Investment thesis
We hosted a luncheon last Wednesday with BBL president Chartsiri Sophonpanich at which he outlined the bank's key areas of focus: 1) leveraging customer relationships to create loan expansion, 2) raising more concern about risk management and 3) maintaining core capability to support long-term growth. BBL will utilize its extensive foreign branch network and corporate lending expertise to support the expansion plans of its corporate and SME clients. BBL has the highest CAR (18.7%), the lowest loan/deposit ratio (89%) and the highest loan-loss-coverage ratio (173%) in the sector. As such, it has the greatest scope for loan growth upside once the economy picks up. Our BUY rating stands.
Loan growth guidance at 3-5percent for FY16, led by SME and retail
BBL has a modest FY16 loan growth target range of 3-5% (we expect 4%), following 4.9% in FY15. Management expects its lending growth focus to be on medium and big SMEs, and retail and offshore loans for CLMV markets (via utilizing offshore branches and leveraging client relationships). The bank sets its fee income growth of 8-10%, NIM target of 2.1% (both of which are close to last year's). We view that most of its financial guidance remains on par with our model. Besides that, its low LDR of 89% could allow the bank to boost loan growth over our target if the country's economic status picks up fast, we believe.
Loan for JAS is under consideration …
Management said that BBL had yet to approve a loan for Jasmin International (JAS) to pay for its telecom licenses, and that the case was undergoing the bank's consideration. However, BBL normally supports clients if their projects look feasible and exemplify low concentration risk, it said. Presently, BBL has lending exposure for the telecoms sector amounting to only 5% of total loans. We anticipate that the bank could come up with good risk management to protect against any downside if BBL took the decision to lend JAS funds in this case.
Besides that, loans for digital TV are monitored and BBL expects that such clients so far have good operations with adequate cash flow. Only Bt2bn in loans to the TV pool were NPL. The bank set provision for the case last year and will follow with debt-collection legal processes.
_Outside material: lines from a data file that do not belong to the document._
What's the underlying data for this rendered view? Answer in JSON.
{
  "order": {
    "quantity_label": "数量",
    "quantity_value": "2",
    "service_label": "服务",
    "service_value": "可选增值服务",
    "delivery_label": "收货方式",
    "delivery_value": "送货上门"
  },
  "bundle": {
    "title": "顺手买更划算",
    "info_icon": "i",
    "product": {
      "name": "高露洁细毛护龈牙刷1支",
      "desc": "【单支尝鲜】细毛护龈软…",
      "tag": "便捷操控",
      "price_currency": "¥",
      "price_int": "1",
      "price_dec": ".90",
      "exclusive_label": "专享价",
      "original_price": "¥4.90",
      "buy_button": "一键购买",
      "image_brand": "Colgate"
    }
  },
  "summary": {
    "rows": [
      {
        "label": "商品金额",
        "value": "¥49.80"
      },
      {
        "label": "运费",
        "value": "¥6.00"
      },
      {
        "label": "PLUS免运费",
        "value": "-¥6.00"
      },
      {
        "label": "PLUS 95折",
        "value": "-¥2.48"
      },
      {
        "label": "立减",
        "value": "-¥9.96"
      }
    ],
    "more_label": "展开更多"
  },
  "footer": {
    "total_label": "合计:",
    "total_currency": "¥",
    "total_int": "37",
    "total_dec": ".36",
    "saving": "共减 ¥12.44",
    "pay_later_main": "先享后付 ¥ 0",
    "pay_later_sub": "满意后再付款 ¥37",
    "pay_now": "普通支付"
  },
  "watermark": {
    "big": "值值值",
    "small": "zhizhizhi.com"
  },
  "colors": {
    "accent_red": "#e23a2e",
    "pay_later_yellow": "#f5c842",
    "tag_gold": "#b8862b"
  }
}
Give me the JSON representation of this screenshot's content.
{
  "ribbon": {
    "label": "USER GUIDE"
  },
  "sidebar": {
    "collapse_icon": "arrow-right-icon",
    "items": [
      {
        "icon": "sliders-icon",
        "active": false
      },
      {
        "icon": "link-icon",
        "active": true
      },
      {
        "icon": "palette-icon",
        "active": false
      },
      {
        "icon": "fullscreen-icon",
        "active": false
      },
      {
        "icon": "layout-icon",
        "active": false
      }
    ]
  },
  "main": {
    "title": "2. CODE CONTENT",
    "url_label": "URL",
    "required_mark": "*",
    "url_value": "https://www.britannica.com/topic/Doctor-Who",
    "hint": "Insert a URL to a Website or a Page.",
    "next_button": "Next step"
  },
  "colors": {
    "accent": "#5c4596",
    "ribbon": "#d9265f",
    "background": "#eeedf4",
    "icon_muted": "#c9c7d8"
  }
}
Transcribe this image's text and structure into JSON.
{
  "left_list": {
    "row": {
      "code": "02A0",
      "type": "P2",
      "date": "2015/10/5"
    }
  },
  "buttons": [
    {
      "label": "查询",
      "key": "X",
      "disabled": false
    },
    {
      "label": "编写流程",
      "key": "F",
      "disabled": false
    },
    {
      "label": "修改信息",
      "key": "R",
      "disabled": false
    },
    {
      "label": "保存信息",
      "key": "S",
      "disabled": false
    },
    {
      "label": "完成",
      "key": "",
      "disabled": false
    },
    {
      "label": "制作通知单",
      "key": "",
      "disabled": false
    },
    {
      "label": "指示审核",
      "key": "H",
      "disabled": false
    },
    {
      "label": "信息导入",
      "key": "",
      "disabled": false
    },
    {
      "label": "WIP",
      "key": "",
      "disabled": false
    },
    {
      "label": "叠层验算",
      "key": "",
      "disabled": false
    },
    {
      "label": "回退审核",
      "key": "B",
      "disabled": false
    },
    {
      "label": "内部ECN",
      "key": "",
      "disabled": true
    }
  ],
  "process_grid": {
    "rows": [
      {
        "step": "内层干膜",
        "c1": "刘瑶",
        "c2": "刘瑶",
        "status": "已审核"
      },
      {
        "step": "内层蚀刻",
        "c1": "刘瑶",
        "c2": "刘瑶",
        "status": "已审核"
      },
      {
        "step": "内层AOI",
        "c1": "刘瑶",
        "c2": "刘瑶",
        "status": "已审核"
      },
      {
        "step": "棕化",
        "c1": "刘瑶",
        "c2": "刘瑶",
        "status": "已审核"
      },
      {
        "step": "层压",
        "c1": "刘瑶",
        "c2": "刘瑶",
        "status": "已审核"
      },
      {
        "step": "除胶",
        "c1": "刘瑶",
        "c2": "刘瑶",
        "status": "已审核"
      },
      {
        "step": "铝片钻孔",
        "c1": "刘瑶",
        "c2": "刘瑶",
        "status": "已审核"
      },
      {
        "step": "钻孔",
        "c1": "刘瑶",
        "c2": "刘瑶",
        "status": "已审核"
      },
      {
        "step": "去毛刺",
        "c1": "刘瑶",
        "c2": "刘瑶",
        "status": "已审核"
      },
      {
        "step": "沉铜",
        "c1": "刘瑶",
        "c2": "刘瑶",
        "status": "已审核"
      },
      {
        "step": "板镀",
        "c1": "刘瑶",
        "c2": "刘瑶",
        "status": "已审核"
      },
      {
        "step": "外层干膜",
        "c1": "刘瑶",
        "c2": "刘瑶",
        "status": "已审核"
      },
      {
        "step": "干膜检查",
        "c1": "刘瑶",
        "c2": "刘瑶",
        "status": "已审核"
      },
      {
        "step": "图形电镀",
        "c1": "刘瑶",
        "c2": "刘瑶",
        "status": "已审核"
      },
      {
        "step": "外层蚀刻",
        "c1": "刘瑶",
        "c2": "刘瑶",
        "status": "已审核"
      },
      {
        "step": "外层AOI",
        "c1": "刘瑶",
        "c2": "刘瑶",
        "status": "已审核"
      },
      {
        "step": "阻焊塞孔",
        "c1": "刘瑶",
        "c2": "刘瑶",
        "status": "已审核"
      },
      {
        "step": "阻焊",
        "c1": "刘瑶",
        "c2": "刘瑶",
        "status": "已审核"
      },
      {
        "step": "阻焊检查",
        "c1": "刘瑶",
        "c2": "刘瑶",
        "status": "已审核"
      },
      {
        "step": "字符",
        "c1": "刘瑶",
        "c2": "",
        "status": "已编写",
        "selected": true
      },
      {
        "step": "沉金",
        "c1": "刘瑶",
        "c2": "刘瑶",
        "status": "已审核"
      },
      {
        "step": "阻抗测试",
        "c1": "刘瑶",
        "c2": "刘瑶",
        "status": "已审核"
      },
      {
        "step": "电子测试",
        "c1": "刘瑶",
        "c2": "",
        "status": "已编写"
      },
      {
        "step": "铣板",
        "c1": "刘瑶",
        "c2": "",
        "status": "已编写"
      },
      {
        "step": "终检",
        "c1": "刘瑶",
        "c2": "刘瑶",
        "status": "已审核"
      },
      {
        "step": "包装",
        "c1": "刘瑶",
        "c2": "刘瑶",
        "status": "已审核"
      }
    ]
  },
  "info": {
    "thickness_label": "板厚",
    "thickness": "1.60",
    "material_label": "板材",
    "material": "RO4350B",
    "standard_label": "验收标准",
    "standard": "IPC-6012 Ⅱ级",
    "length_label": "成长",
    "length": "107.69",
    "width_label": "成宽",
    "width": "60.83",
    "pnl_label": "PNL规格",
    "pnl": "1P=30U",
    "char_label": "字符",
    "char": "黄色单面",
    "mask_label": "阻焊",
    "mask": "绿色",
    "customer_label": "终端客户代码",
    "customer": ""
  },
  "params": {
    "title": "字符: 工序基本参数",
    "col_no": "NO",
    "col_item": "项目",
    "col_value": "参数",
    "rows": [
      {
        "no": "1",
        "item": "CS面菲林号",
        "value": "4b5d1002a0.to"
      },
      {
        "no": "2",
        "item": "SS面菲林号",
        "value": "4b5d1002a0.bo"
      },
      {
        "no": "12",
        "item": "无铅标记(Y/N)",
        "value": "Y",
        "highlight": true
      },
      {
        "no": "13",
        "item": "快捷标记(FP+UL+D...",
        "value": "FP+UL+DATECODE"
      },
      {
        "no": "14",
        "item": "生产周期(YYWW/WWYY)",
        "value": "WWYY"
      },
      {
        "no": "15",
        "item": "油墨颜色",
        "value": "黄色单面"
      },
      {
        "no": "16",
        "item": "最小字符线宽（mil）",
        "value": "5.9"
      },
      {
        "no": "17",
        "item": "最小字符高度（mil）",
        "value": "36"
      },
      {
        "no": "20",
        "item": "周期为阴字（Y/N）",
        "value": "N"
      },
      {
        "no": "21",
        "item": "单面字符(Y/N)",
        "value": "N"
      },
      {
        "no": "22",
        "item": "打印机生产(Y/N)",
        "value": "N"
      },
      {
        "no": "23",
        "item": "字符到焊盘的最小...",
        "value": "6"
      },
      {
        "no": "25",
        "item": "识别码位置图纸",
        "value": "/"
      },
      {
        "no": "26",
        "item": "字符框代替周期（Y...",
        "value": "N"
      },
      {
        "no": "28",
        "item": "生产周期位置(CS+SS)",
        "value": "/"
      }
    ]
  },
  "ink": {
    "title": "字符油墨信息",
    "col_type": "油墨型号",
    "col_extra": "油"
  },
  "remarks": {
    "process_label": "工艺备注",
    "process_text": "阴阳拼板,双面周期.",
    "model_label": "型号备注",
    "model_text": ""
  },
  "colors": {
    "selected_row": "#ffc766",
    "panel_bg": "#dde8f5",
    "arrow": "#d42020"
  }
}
… while NPL may not be peaking but are controllable
NPL might not reach their peak, the bank told those gathered, but added that new NPL formation was raising no alarms due to the bank's greater attention paid to risk management. Its YE16 NPL ratio would be up slightly from 2.8% last year, BBL said. We view that its highest loan-loss-coverage ratio of 173% in the sector and highest CAR of 18.7% will allow it to mitigate lending risk better than other institutions. We expect BBL to cut its FY16 loan-loss provisioning by 15% to Bt12.5bn.